The war in Ukraine has tended to increase uncertainty regarding inflation and growth prospects. When and with what consequences this war will end is pure speculation, but capital markets are expected to build a certain immunity to the headline risks in the coming weeks. The medium- to long-term consequences, on the other hand, could be significant. It is possible that we are at the beginning of a new bloc formation or a new Cold War. This would put a significant damper on globalization and further fuel higher structural inflation. 

The Dow added over 200 points on Tuesday and the S&P 500 rose 0.2% while the Nasdaq was down 0.2%, following a sudden pullback in tech shares, as investors assessed a slew of upbeat earnings from big retailers against a backdrop of growing concerns over slowing economic growth. Elsewhere, European equities extended gains for the fifth session in a row yesterday, with the Euro Stoxx 50 adding 0.4%, underpinned by miners and defensive sectors. 


  • Shares in Asia mostly rose on Wednesday, with the Nikkei jumping 1% to hit its highest since January, amid a broad-based rally. Stocks in Hong Kong reversed their two-day slide while those in China rose modestly as Beijing steps up policy support after weak Chinese data for July. The Kospi fell, however, on some profit-taking. 
  • European equities futures edged up this morning while their US counterparts were broadly flat as traders await Fed minutes later today that may shed light on the outlook for interest rates. 

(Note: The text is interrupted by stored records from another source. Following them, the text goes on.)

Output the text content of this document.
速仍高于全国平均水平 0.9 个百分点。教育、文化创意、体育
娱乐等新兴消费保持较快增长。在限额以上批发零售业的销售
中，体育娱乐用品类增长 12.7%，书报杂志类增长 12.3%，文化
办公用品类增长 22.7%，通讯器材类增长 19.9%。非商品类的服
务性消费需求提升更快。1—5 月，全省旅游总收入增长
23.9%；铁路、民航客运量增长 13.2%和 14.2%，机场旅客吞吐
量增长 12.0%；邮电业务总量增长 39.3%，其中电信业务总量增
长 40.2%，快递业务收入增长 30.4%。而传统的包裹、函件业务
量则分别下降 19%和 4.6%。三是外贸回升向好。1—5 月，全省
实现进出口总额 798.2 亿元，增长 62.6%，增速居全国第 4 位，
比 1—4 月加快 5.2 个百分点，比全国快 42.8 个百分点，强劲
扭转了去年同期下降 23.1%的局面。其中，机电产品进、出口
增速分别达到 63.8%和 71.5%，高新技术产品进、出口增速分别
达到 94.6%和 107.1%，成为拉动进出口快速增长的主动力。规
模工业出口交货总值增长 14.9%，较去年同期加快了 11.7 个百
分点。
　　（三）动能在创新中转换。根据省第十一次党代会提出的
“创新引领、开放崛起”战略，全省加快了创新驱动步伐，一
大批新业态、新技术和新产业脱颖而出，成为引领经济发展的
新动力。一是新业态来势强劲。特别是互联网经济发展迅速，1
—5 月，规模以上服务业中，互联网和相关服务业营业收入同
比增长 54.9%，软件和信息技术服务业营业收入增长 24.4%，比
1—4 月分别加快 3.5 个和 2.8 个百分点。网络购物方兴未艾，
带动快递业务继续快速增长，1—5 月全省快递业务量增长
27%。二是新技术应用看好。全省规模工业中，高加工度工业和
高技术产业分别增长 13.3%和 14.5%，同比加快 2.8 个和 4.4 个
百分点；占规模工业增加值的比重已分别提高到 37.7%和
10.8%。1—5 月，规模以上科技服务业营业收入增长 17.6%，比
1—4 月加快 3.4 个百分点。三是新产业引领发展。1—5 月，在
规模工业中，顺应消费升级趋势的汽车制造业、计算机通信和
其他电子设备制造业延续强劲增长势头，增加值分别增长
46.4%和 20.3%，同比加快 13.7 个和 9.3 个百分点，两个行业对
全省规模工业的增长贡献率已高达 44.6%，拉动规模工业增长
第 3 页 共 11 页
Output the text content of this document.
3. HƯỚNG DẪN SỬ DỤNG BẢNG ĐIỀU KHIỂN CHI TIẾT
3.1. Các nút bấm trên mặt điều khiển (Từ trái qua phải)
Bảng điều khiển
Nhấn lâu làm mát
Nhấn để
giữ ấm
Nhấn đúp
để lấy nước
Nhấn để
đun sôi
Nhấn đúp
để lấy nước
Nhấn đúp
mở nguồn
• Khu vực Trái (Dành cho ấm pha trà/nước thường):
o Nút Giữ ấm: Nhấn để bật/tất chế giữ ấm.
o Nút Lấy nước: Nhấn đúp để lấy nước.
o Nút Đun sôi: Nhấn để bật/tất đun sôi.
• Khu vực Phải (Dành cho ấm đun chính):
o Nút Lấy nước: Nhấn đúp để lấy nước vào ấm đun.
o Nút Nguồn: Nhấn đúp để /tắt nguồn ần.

  • Crude prices edged up this morning after an industry report showed a larger-than-expected decline in US crude inventories, falling by 448,000 barrels last week compared with market forecasts of a 117,000-barrel drop. Meanwhile, oil prices lost more than 8% in the previous three sessions and sank to their lowest in six months as a potential boost in Iranian supply coincided with mounting risks of a global recession. 
  • The annual inflation rate in the UK increased to 10.2% in July from 9.4% in the previous period and slightly above market forecasts of 9.8%, data showed this morning. 
  • Housing starts in the US tumbled 9.6% month-over-month to an annualised rate of 1.446 million units in July, the lowest since February of 2021 and well below market expectations of 1.54 million. The housing sector has been cooling down amid soaring prices of materials and rising mortgage rates. 
  • Home Depot’s second quarter results topped Wall Street’s views as home improvement demand remained robust despite an inflationary environment, while the retailer reiterated its full-year expectations.  
  • Walmart said it no longer expects a hefty profit decline during fiscal year 2023 as it reported results that topped estimates, driven by higher prices and supply chain cost reductions.